Pointing out that the economy began to sour during the previous Clinton administration, Mr. Fleischer told reporters that the stock market started declining in the spring of 2000 and the gross domestic product began dropping in the summer or fall. He said the economy grew by less than 2 percent in the last quarter of 2000.
"That's a downturn, baby," Mr. Fleischer said.
Growth in the gross domestic product fell from a 5.6 percent annual rate in the second quarter of last year to a rate of 2.2 percent in the third quarter and 1.1 percent in the fourth.

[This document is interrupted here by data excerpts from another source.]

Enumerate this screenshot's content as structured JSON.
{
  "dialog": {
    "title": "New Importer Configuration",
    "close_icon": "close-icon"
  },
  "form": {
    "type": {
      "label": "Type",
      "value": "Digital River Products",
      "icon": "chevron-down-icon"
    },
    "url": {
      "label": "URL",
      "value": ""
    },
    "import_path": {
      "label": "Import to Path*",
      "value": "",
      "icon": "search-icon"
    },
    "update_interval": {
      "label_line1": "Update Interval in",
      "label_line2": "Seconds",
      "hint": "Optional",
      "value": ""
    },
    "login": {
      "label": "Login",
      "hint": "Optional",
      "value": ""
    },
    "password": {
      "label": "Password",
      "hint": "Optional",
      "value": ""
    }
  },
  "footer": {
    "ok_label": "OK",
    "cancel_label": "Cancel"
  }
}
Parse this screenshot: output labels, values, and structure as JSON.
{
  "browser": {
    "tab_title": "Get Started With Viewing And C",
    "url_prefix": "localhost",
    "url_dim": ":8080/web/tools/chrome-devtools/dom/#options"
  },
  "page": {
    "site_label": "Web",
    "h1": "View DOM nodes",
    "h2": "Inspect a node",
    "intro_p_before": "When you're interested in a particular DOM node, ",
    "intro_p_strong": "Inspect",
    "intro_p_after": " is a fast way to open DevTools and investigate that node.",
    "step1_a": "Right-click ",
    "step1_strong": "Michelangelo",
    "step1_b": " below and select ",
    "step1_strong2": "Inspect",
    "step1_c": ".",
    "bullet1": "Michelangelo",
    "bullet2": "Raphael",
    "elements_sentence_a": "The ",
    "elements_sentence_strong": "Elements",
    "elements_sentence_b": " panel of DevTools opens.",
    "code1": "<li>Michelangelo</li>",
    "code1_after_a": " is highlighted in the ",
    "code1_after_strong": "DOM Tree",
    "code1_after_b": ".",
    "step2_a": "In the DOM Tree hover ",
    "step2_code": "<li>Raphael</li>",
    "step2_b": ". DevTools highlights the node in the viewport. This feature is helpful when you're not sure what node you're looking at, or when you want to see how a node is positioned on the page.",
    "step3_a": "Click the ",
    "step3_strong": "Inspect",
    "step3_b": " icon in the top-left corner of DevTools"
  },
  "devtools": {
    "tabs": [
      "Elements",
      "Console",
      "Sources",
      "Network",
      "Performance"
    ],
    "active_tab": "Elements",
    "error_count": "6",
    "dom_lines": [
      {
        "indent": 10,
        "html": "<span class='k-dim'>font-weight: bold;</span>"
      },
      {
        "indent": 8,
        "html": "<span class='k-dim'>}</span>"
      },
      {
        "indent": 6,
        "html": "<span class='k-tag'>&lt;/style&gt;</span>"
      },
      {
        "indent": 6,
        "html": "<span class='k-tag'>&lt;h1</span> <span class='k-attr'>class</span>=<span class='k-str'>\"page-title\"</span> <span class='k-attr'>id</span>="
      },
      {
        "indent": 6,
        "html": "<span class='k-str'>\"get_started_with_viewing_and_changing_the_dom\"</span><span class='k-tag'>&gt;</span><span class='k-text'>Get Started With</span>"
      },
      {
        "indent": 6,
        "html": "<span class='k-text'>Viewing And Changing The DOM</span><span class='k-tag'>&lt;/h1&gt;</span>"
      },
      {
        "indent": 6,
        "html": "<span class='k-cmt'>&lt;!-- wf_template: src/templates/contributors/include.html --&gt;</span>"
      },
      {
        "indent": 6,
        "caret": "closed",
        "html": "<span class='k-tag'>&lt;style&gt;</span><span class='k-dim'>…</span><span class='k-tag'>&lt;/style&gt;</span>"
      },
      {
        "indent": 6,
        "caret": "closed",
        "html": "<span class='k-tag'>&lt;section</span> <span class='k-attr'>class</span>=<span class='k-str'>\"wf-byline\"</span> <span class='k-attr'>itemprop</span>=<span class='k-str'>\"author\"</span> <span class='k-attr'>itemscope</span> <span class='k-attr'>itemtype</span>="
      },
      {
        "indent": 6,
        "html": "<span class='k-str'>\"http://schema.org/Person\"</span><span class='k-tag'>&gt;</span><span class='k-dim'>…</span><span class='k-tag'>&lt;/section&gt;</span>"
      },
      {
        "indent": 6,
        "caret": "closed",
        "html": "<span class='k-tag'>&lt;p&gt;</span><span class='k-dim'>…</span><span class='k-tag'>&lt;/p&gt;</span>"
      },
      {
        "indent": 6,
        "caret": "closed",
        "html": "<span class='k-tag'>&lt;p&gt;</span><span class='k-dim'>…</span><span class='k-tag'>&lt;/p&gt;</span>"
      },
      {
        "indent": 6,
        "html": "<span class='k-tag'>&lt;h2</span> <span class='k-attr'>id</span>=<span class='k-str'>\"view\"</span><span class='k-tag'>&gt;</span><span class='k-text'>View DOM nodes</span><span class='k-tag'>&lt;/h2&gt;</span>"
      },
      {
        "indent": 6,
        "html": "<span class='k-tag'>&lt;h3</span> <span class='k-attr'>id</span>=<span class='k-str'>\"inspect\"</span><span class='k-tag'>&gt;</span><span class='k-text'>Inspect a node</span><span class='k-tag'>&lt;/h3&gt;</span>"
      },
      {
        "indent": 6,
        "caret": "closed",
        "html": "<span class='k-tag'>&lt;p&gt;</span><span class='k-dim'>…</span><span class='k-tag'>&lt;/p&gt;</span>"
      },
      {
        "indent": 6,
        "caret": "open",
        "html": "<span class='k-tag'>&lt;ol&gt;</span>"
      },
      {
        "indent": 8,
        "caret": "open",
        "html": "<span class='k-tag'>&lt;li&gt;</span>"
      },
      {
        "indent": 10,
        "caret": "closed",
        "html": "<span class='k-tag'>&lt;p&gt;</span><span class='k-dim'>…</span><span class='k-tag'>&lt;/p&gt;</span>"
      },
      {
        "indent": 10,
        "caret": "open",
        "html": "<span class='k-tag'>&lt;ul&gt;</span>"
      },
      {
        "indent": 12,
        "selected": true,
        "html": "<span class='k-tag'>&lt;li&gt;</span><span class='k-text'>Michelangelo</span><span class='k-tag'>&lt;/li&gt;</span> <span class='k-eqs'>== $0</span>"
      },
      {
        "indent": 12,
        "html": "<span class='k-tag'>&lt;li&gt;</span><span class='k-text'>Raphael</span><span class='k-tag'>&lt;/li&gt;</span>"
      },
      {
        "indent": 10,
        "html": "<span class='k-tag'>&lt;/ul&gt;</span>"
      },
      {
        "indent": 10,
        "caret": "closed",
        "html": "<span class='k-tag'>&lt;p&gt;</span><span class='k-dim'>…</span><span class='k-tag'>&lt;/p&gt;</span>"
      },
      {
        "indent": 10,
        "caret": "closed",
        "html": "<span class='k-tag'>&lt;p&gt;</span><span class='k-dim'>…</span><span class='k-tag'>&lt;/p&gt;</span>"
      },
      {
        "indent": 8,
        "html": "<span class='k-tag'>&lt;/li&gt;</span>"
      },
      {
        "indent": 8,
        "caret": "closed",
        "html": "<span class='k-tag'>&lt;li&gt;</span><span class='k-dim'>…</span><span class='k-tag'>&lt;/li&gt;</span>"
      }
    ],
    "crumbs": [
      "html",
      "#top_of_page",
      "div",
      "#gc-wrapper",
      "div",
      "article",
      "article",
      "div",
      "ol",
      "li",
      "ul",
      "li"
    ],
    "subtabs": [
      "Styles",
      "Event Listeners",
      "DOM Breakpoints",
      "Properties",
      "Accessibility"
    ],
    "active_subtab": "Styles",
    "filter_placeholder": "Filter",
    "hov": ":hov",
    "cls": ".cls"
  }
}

Mr. Bush hopes to reignite the economy by returning $1.6 trillion to taxpayers over the next 10 years. The centerpiece of his proposal is an across-the-board income-tax cut. The president's budget blueprint would limit the growth in government spending to 4 percent, keeping pace with inflation but considerably smaller than growth under the Clinton administration
With a plummeting stock market and a sluggish economy, the Bush administration has signaled that it is receptive to a proposal by Senate Republican and Democratic leaders for an immediate $60 billion tax cut to take effect as early as August.
Under the president's current plan, only $5.6 billion would be returned to taxpayers this year, which critics have said is insignificant in a $10 trillion economy.
Democrats have argued that Mr. Bush's sweeping tax-cut plan is fiscally irresponsible and will gobble up the government surplus. They also complain that most of the tax relief will benefit primarily the wealthy. However, Mr. Bush says the tax cuts are needed as an economic stimulus and will help small businesses like Bajan Industries, which makes greeting cards in Kansas City.
"A major benefit of dropping the top rate … [is] small business owners, thousands of small businesses, pay taxes at the top personal rate," he said.
The Bush administration yesterday hoped to pressure Democrats pivotal to the passage of the president's tax-cut package, targeting Sen. Jean Carnahan of Missouri and Reps. Karen McCarthy of Missouri and Dennis Moore of Kansas.
In his visit to Montana later in the day, Mr. Bush hopes that by promoting his economic message he can put pressure on the state's senior senator, Max Baucus, who is the ranking Democrat on the Senate tax-writing committee. Mr. Bush decisively won the state in the 2000 election campaign.
"You're only an e-mail away from influencing public policy," the president told about 2000 cheering supporters in a Billings arena.